Hoger beroep tegen afwijzing handhaving gebruik perceel voor loonbedrijf in Sint-Michielsgestel

In deze zaak heeft het college van burgemeester en wethouders van Sint-Michielsgestel op 6 april 2004 een verzoek van de Regionaal inspecteur van de VROM-Inspectie Regio Zuid om handhavend op te treden tegen het gebruik van een perceel voor een loonbedrijf afgewezen. De inspecteur had bezwaar gemaakt tegen deze beslissing, maar het college verklaarde dit bezwaar ongegrond op 24 augustus 2004. De rechtbank 's-Hertogenbosch oordeelde op 9 december 2005 dat het beroep van de inspecteur gegrond was en vernietigde de beslissing van het college. Hierop heeft het college hoger beroep ingesteld bij de Raad van State, dat op 25 oktober 2006 uitspraak deed.
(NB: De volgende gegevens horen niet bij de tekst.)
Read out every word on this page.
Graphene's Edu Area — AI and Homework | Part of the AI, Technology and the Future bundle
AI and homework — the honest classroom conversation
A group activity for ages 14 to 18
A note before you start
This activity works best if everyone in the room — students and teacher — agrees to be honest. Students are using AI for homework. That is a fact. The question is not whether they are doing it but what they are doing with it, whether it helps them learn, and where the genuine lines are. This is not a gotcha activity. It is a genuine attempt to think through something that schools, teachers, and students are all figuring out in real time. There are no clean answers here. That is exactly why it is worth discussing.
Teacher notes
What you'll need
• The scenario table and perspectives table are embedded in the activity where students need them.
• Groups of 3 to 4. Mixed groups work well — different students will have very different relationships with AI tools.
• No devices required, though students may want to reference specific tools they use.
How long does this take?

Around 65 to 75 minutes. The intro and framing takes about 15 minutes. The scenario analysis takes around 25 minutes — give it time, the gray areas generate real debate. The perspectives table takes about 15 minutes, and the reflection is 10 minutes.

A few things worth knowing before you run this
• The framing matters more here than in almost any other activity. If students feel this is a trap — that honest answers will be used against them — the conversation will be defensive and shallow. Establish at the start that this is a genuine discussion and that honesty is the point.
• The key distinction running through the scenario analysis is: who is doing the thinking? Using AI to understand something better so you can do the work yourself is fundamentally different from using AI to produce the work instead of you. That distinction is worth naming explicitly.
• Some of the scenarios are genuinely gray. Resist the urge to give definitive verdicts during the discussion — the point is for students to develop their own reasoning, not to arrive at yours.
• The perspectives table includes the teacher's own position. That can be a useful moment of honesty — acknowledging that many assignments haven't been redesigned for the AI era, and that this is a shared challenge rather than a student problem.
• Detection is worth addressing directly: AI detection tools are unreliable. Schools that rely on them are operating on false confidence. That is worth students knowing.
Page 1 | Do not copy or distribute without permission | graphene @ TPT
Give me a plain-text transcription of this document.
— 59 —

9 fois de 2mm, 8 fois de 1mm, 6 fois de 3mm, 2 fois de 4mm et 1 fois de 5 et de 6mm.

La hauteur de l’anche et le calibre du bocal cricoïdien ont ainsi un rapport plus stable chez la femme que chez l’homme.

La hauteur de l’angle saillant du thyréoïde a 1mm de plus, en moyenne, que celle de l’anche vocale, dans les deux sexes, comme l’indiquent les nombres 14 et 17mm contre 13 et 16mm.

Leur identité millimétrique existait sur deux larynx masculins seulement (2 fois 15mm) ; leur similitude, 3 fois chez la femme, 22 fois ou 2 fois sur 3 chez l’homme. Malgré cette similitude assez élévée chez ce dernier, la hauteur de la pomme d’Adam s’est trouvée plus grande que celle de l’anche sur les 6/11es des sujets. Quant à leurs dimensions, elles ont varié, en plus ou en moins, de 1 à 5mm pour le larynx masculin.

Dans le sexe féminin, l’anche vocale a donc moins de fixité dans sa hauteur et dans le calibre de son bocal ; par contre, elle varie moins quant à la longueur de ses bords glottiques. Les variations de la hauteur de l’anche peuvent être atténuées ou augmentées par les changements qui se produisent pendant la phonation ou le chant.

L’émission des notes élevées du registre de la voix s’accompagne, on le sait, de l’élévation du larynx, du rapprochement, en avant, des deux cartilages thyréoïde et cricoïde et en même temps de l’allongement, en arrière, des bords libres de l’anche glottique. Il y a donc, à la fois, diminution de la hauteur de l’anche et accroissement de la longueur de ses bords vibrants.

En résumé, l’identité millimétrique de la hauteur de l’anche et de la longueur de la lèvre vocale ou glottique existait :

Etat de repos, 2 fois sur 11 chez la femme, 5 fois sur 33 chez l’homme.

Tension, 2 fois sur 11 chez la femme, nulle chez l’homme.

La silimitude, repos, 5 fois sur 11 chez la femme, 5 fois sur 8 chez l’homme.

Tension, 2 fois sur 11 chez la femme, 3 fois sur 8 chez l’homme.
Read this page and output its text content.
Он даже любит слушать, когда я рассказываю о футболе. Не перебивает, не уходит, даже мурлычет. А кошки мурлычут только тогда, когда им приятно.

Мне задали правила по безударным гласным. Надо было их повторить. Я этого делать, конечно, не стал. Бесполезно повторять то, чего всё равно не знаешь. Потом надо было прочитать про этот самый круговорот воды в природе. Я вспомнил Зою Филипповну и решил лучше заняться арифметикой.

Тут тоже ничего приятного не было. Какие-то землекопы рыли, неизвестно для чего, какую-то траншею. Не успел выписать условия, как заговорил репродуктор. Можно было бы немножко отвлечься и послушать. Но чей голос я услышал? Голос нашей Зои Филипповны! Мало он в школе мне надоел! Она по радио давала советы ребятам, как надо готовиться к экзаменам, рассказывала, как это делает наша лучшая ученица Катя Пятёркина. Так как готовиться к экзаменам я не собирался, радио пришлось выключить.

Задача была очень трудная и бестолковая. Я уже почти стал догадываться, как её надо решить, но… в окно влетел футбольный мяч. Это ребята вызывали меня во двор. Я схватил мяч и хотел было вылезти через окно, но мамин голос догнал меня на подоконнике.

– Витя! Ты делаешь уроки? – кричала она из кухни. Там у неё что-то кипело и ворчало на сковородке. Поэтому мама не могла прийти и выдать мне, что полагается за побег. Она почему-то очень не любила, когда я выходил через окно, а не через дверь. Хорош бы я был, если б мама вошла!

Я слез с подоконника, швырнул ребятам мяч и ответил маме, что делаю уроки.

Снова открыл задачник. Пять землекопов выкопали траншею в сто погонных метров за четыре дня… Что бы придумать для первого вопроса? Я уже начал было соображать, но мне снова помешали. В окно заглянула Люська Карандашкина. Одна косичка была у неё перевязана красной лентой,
De Raad van State overwoog dat het bestemmingsplan voor het perceel 'Agrarische Bedrijfsdoeleinden' voorschrijft, en dat het gebruik van het perceel voor een loonbedrijf niet is toegestaan. De Raad benadrukte het algemeen belang van handhaving en stelde dat het college in principe verplicht is om op te treden bij overtredingen, tenzij er bijzondere omstandigheden zijn die dit rechtvaardigen. Het college betoogde dat er uitzicht op legalisatie was, maar de Raad oordeelde dat de door het college aangevoerde omstandigheden onvoldoende waren om te spreken van concreet uitzicht op legalisatie.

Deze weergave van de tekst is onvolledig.